In late 2020, the J3 took cost of the probe into Sky ECC, which alongside Encrochat was one of many important encrypted communications companies utilized by gangsters to purchase medication and weapons, or homicide rivals. Just a few years earlier, French, Dutch and Belgian police had hacked into their servers, which have been housed in northern France, giving French prosecutors jurisdiction over lots of the ensuing probes.
There have been greater than 6,500 arrests because the takedown of Encrochat in 2020, based on Europol, with the legality of the intercepts challenged in appeals courts throughout Europe.
Paul Krusky, the Canadian Encrochat boss, was extradited in February from the Dominican Republic to France, the place he now awaits trial. Attorneys for Sky ECC’s Jean-François Eap are contesting his French arrest warrant.
Stephane Bonifassi, Eap’s lawyer, mentioned his shopper was harmless, including that “Sky ECC was not conceived as a device for criminals, nor commercialized as such”.
Krusky’s lawyer, Antoine Vey, mentioned his shopper was harmless.
“The service arrange by Paul Krusky, like different companies which have loved international success, was solely meant to guard the privateness and freedom of change of its customers, and in no case to assist legal actions,” Vey mentioned in a press release.

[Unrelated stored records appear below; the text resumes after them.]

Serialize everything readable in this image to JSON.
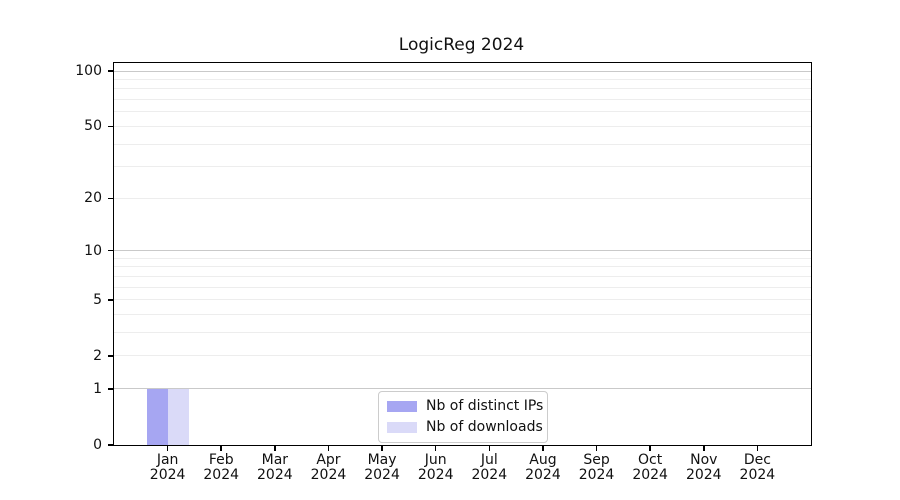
{
  "chart_data": {
    "type": "bar",
    "title": "LogicReg 2024",
    "categories": [
      "Jan",
      "Feb",
      "Mar",
      "Apr",
      "May",
      "Jun",
      "Jul",
      "Aug",
      "Sep",
      "Oct",
      "Nov",
      "Dec"
    ],
    "x_year_label": "2024",
    "series": [
      {
        "name": "Nb of distinct IPs",
        "color": "#a6a6f2",
        "values": [
          1,
          0,
          0,
          0,
          0,
          0,
          0,
          0,
          0,
          0,
          0,
          0
        ]
      },
      {
        "name": "Nb of downloads",
        "color": "#dadaf8",
        "values": [
          1,
          0,
          0,
          0,
          0,
          0,
          0,
          0,
          0,
          0,
          0,
          0
        ]
      }
    ],
    "yscale": "log1p",
    "ylim": [
      0,
      110
    ],
    "y_tick_values": [
      100,
      50,
      20,
      10,
      5,
      2,
      1,
      0
    ],
    "y_major_grid_values": [
      1,
      10,
      100
    ],
    "y_minor_grid_values": [
      2,
      3,
      4,
      5,
      6,
      7,
      8,
      9,
      20,
      30,
      40,
      50,
      60,
      70,
      80,
      90
    ],
    "legend_position": "lower center",
    "grid": true,
    "colors": {
      "major_grid": "#c9c9c9",
      "minor_grid": "#ededed",
      "axis": "#000000",
      "text": "#111111",
      "background": "#ffffff"
    }
  }
}
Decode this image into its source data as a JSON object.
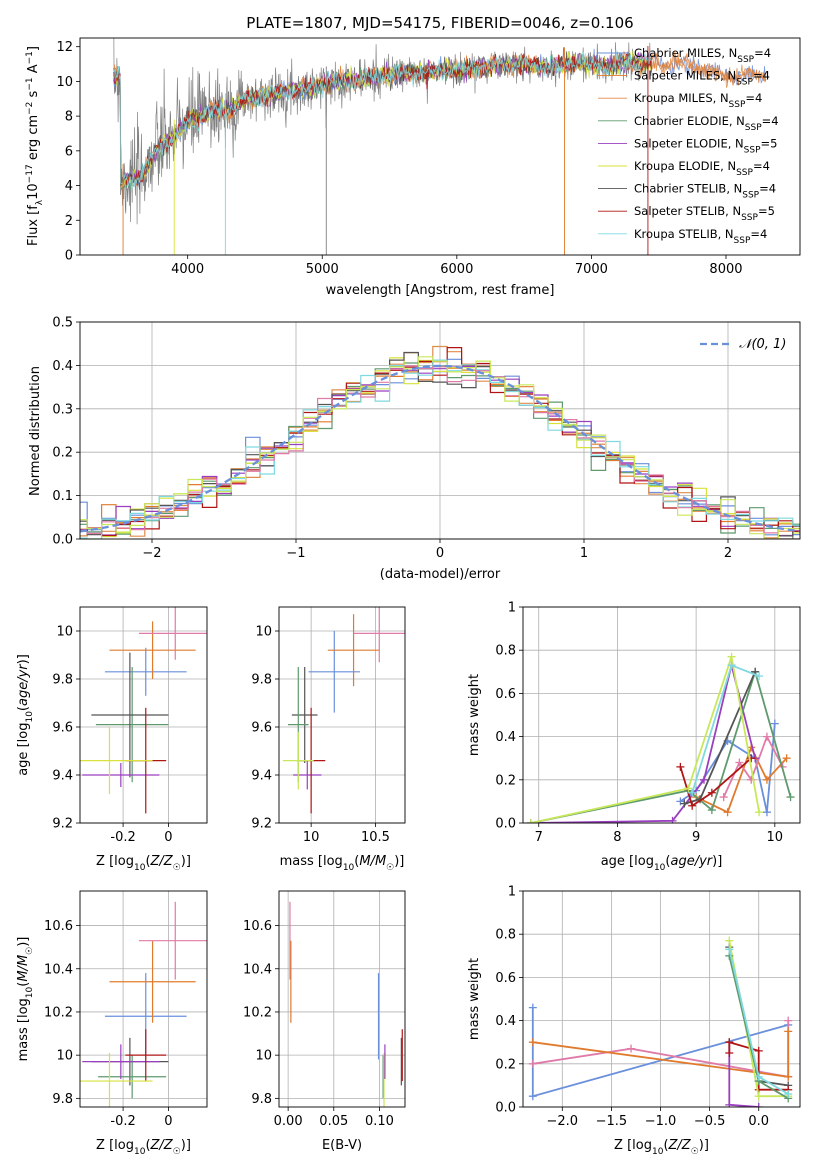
{
  "colors": {
    "series": [
      "#6a8fdb",
      "#e07b2e",
      "#e08c4a",
      "#5e9a6e",
      "#9a3fbf",
      "#d8e23a",
      "#555555",
      "#b01515",
      "#7fd9e0"
    ],
    "pink": "#e07aa8",
    "lime": "#c8e85a",
    "gray": "#808080",
    "grid": "#b0b0b0"
  },
  "chart_data": [
    {
      "id": "spectrum",
      "type": "line",
      "title": "PLATE=1807, MJD=54175, FIBERID=0046, z=0.106",
      "xlabel": "wavelength [Angstrom, rest frame]",
      "ylabel": "Flux [fλ10⁻¹⁷ erg cm⁻² s⁻¹ A⁻¹]",
      "xlim": [
        3200,
        8550
      ],
      "ylim": [
        0,
        12.5
      ],
      "xticks": [
        4000,
        5000,
        6000,
        7000,
        8000
      ],
      "yticks": [
        0,
        2,
        4,
        6,
        8,
        10,
        12
      ],
      "grid": false,
      "legend_position": "top-right",
      "legend": [
        {
          "base": "Chabrier MILES, N",
          "sub": "SSP",
          "tail": "=4"
        },
        {
          "base": "Salpeter MILES, N",
          "sub": "SSP",
          "tail": "=4"
        },
        {
          "base": "Kroupa MILES, N",
          "sub": "SSP",
          "tail": "=4"
        },
        {
          "base": "Chabrier ELODIE, N",
          "sub": "SSP",
          "tail": "=4"
        },
        {
          "base": "Salpeter ELODIE, N",
          "sub": "SSP",
          "tail": "=5"
        },
        {
          "base": "Kroupa ELODIE, N",
          "sub": "SSP",
          "tail": "=4"
        },
        {
          "base": "Chabrier STELIB, N",
          "sub": "SSP",
          "tail": "=4"
        },
        {
          "base": "Salpeter STELIB, N",
          "sub": "SSP",
          "tail": "=5"
        },
        {
          "base": "Kroupa STELIB, N",
          "sub": "SSP",
          "tail": "=4"
        }
      ],
      "model_continuum": {
        "x": [
          3500,
          3650,
          3700,
          3800,
          3900,
          4000,
          4100,
          4200,
          4300,
          4400,
          4500,
          4700,
          4900,
          5100,
          5300,
          5500,
          5700,
          5900,
          6100,
          6300,
          6500,
          6700,
          6900,
          7100,
          7300,
          7500,
          7700,
          8000,
          8200,
          8300
        ],
        "y": [
          4.2,
          4.5,
          5.2,
          6.3,
          6.8,
          7.7,
          8.0,
          8.4,
          8.3,
          8.9,
          9.1,
          9.4,
          9.6,
          10.0,
          10.1,
          10.4,
          10.5,
          10.6,
          10.7,
          10.9,
          11.0,
          10.8,
          11.1,
          10.9,
          11.1,
          11.0,
          11.0,
          10.3,
          10.4,
          10.3
        ]
      },
      "data_extent": [
        3450,
        7450
      ]
    },
    {
      "id": "residuals",
      "type": "line",
      "xlabel": "(data-model)/error",
      "ylabel": "Normed distribution",
      "xlim": [
        -2.5,
        2.5
      ],
      "ylim": [
        0,
        0.5
      ],
      "xticks": [
        -2,
        -1,
        0,
        1,
        2
      ],
      "xticklabels": [
        "−2",
        "−1",
        "0",
        "1",
        "2"
      ],
      "yticks": [
        0.0,
        0.1,
        0.2,
        0.3,
        0.4,
        0.5
      ],
      "grid": true,
      "legend_position": "top-right",
      "legend": [
        "𝒩(0, 1)"
      ],
      "bin_width": 0.1
    },
    {
      "id": "age_vs_Z",
      "type": "scatter",
      "xlabel": "Z [log10(Z/Z☉)]",
      "ylabel": "age  [log10(age/yr)]",
      "xlim": [
        -0.39,
        0.17
      ],
      "ylim": [
        9.2,
        10.1
      ],
      "xticks": [
        -0.2,
        0.0
      ],
      "yticks": [
        9.2,
        9.4,
        9.6,
        9.8,
        10.0
      ],
      "grid": true,
      "points": [
        {
          "x": -0.1,
          "xerr": 0.18,
          "y": 9.83,
          "yerr": 0.1,
          "color": "#6a8fdb"
        },
        {
          "x": -0.07,
          "xerr": 0.19,
          "y": 9.92,
          "yerr": 0.12,
          "color": "#e07b2e"
        },
        {
          "x": 0.03,
          "xerr": 0.16,
          "y": 9.99,
          "yerr": 0.11,
          "color": "#e07aa8"
        },
        {
          "x": -0.16,
          "xerr": 0.16,
          "y": 9.61,
          "yerr": 0.24,
          "color": "#5e9a6e"
        },
        {
          "x": -0.17,
          "xerr": 0.17,
          "y": 9.65,
          "yerr": 0.26,
          "color": "#555555"
        },
        {
          "x": -0.21,
          "xerr": 0.17,
          "y": 9.4,
          "yerr": 0.05,
          "color": "#9a3fbf"
        },
        {
          "x": -0.1,
          "xerr": 0.09,
          "y": 9.46,
          "yerr": 0.22,
          "color": "#b01515"
        },
        {
          "x": -0.26,
          "xerr": 0.19,
          "y": 9.46,
          "yerr": 0.14,
          "color": "#d8e23a"
        }
      ]
    },
    {
      "id": "age_vs_mass",
      "type": "scatter",
      "xlabel": "mass [log10(M/M☉)]",
      "ylabel": "",
      "xlim": [
        9.75,
        10.73
      ],
      "ylim": [
        9.2,
        10.1
      ],
      "xticks": [
        10.0,
        10.5
      ],
      "yticks": [
        9.2,
        9.4,
        9.6,
        9.8,
        10.0
      ],
      "grid": true,
      "points": [
        {
          "x": 10.18,
          "xerr": 0.2,
          "y": 9.83,
          "yerr": 0.17,
          "color": "#6a8fdb"
        },
        {
          "x": 10.33,
          "xerr": 0.2,
          "y": 9.92,
          "yerr": 0.15,
          "color": "#e07b2e"
        },
        {
          "x": 10.53,
          "xerr": 0.2,
          "y": 9.99,
          "yerr": 0.12,
          "color": "#e07aa8"
        },
        {
          "x": 9.95,
          "xerr": 0.1,
          "y": 9.65,
          "yerr": 0.2,
          "color": "#555555"
        },
        {
          "x": 9.9,
          "xerr": 0.08,
          "y": 9.61,
          "yerr": 0.24,
          "color": "#5e9a6e"
        },
        {
          "x": 9.97,
          "xerr": 0.11,
          "y": 9.4,
          "yerr": 0.06,
          "color": "#9a3fbf"
        },
        {
          "x": 10.0,
          "xerr": 0.11,
          "y": 9.46,
          "yerr": 0.22,
          "color": "#b01515"
        },
        {
          "x": 9.9,
          "xerr": 0.12,
          "y": 9.46,
          "yerr": 0.12,
          "color": "#c8e85a"
        }
      ]
    },
    {
      "id": "weight_vs_age",
      "type": "line",
      "xlabel": "age  [log10(age/yr)]",
      "ylabel": "mass weight",
      "xlim": [
        6.8,
        10.32
      ],
      "ylim": [
        0,
        1.0
      ],
      "xticks": [
        7,
        8,
        9,
        10
      ],
      "yticks": [
        0.0,
        0.2,
        0.4,
        0.6,
        0.8,
        1.0
      ],
      "grid": true,
      "series": [
        {
          "color": "#6a8fdb",
          "x": [
            8.8,
            9.0,
            9.4,
            9.75,
            9.9,
            10.0
          ],
          "y": [
            0.1,
            0.15,
            0.38,
            0.3,
            0.05,
            0.46
          ]
        },
        {
          "color": "#e07b2e",
          "x": [
            9.0,
            9.4,
            9.7,
            9.9,
            10.15
          ],
          "y": [
            0.12,
            0.05,
            0.35,
            0.2,
            0.3
          ]
        },
        {
          "color": "#e07aa8",
          "x": [
            9.35,
            9.55,
            9.7,
            9.9,
            10.1
          ],
          "y": [
            0.12,
            0.28,
            0.2,
            0.4,
            0.26
          ]
        },
        {
          "color": "#9a3fbf",
          "x": [
            6.9,
            8.7,
            9.1,
            9.45,
            9.75
          ],
          "y": [
            0.0,
            0.01,
            0.2,
            0.73,
            0.3
          ]
        },
        {
          "color": "#5e9a6e",
          "x": [
            6.9,
            8.9,
            9.2,
            9.75,
            10.2
          ],
          "y": [
            0.0,
            0.15,
            0.06,
            0.7,
            0.12
          ]
        },
        {
          "color": "#555555",
          "x": [
            8.85,
            9.05,
            9.75
          ],
          "y": [
            0.09,
            0.11,
            0.7
          ]
        },
        {
          "color": "#b01515",
          "x": [
            8.8,
            8.95,
            9.2,
            9.7
          ],
          "y": [
            0.26,
            0.08,
            0.14,
            0.3
          ]
        },
        {
          "color": "#c8e85a",
          "x": [
            6.9,
            8.9,
            9.45,
            9.8
          ],
          "y": [
            0.0,
            0.16,
            0.77,
            0.05
          ]
        },
        {
          "color": "#7fd9e0",
          "x": [
            8.95,
            9.45,
            9.8
          ],
          "y": [
            0.14,
            0.73,
            0.68
          ]
        }
      ]
    },
    {
      "id": "mass_vs_Z",
      "type": "scatter",
      "xlabel": "Z [log10(Z/Z☉)]",
      "ylabel": "mass [log10(M/M☉)]",
      "xlim": [
        -0.39,
        0.17
      ],
      "ylim": [
        9.76,
        10.76
      ],
      "xticks": [
        -0.2,
        0.0
      ],
      "yticks": [
        9.8,
        10.0,
        10.2,
        10.4,
        10.6
      ],
      "grid": true,
      "points": [
        {
          "x": -0.1,
          "xerr": 0.18,
          "y": 10.18,
          "yerr": 0.2,
          "color": "#6a8fdb"
        },
        {
          "x": -0.07,
          "xerr": 0.19,
          "y": 10.34,
          "yerr": 0.19,
          "color": "#e07b2e"
        },
        {
          "x": 0.03,
          "xerr": 0.16,
          "y": 10.53,
          "yerr": 0.18,
          "color": "#e07aa8"
        },
        {
          "x": -0.17,
          "xerr": 0.17,
          "y": 9.97,
          "yerr": 0.11,
          "color": "#555555"
        },
        {
          "x": -0.16,
          "xerr": 0.15,
          "y": 9.9,
          "yerr": 0.1,
          "color": "#5e9a6e"
        },
        {
          "x": -0.21,
          "xerr": 0.17,
          "y": 9.97,
          "yerr": 0.08,
          "color": "#9a3fbf"
        },
        {
          "x": -0.1,
          "xerr": 0.09,
          "y": 10.0,
          "yerr": 0.12,
          "color": "#b01515"
        },
        {
          "x": -0.26,
          "xerr": 0.19,
          "y": 9.88,
          "yerr": 0.13,
          "color": "#d8e23a"
        }
      ]
    },
    {
      "id": "mass_vs_ebv",
      "type": "scatter",
      "xlabel": "E(B-V)",
      "ylabel": "",
      "xlim": [
        -0.01,
        0.128
      ],
      "ylim": [
        9.76,
        10.76
      ],
      "xticks": [
        0.0,
        0.05,
        0.1
      ],
      "xticklabels": [
        "0.00",
        "0.05",
        "0.10"
      ],
      "yticks": [
        9.8,
        10.0,
        10.2,
        10.4,
        10.6
      ],
      "grid": true,
      "points": [
        {
          "x": 0.002,
          "y": 10.53,
          "yerr": 0.18,
          "color": "#e07aa8"
        },
        {
          "x": 0.003,
          "y": 10.34,
          "yerr": 0.19,
          "color": "#e07b2e"
        },
        {
          "x": 0.099,
          "y": 10.18,
          "yerr": 0.2,
          "color": "#6a8fdb"
        },
        {
          "x": 0.104,
          "y": 9.9,
          "yerr": 0.1,
          "color": "#5e9a6e"
        },
        {
          "x": 0.105,
          "y": 9.88,
          "yerr": 0.13,
          "color": "#c8e85a"
        },
        {
          "x": 0.106,
          "y": 9.97,
          "yerr": 0.08,
          "color": "#9a3fbf"
        },
        {
          "x": 0.124,
          "y": 9.97,
          "yerr": 0.11,
          "color": "#555555"
        },
        {
          "x": 0.125,
          "y": 10.0,
          "yerr": 0.12,
          "color": "#b01515"
        }
      ]
    },
    {
      "id": "weight_vs_Z",
      "type": "line",
      "xlabel": "Z [log10(Z/Z☉)]",
      "ylabel": "mass weight",
      "xlim": [
        -2.4,
        0.42
      ],
      "ylim": [
        0,
        1.0
      ],
      "xticks": [
        -2.0,
        -1.5,
        -1.0,
        -0.5,
        0.0
      ],
      "xticklabels": [
        "−2.0",
        "−1.5",
        "−1.0",
        "−0.5",
        "0.0"
      ],
      "yticks": [
        0.0,
        0.2,
        0.4,
        0.6,
        0.8,
        1.0
      ],
      "grid": true,
      "series": [
        {
          "color": "#6a8fdb",
          "x": [
            -2.3,
            -2.3,
            0.3
          ],
          "y": [
            0.46,
            0.05,
            0.38
          ]
        },
        {
          "color": "#e07aa8",
          "x": [
            -2.3,
            -1.3,
            0.3,
            0.3
          ],
          "y": [
            0.2,
            0.27,
            0.14,
            0.4
          ]
        },
        {
          "color": "#e07b2e",
          "x": [
            -2.3,
            0.3,
            0.3
          ],
          "y": [
            0.3,
            0.14,
            0.35
          ]
        },
        {
          "color": "#9a3fbf",
          "x": [
            -0.3,
            -0.3,
            0.0
          ],
          "y": [
            0.3,
            0.01,
            0.0
          ]
        },
        {
          "color": "#555555",
          "x": [
            -0.3,
            0.0,
            0.3
          ],
          "y": [
            0.74,
            0.12,
            0.1
          ]
        },
        {
          "color": "#b01515",
          "x": [
            -0.3,
            -0.3,
            0.0,
            0.0,
            0.3
          ],
          "y": [
            0.25,
            0.3,
            0.26,
            0.08,
            0.08
          ]
        },
        {
          "color": "#c8e85a",
          "x": [
            -0.3,
            0.0,
            0.3
          ],
          "y": [
            0.77,
            0.05,
            0.05
          ]
        },
        {
          "color": "#5e9a6e",
          "x": [
            -0.3,
            0.0,
            0.3
          ],
          "y": [
            0.7,
            0.12,
            0.04
          ]
        },
        {
          "color": "#7fd9e0",
          "x": [
            -0.3,
            0.0,
            0.3
          ],
          "y": [
            0.73,
            0.14,
            0.06
          ]
        }
      ]
    }
  ]
}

Two different French legal professionals who’ve labored on Sky ECC and Encrochat circumstances instructed Reuters that these earlier probes gave prosecutors the ambition – and a blueprint – to focus on Durov.
Robin Binsard, who has fought Encrochat circumstances at France’s high court docket, mentioned prosecutors would wish to show that Durov knew and accredited of the criminality on the app, calling their argument “completely questionable”.
The truth that Telegram did not adjust to regulation enforcement requests “doesn’t robotically make one an confederate to a legal challenge”, he added.
Binsard mentioned it was clear “France is pursuing encrypted messaging suppliers”, and that different operators of such apps, equivalent to Sign, “ought to be involved about whether or not or not they’re in compliance with French rules. As a result of the message is obvious if they aren’t, authorized motion will happen”.
Sign didn’t instantly reply to a request for remark.
A supply on the Paris prosecutor’s workplace mentioned the Sky ECC probe had no hyperlinks to the Telegram investigation.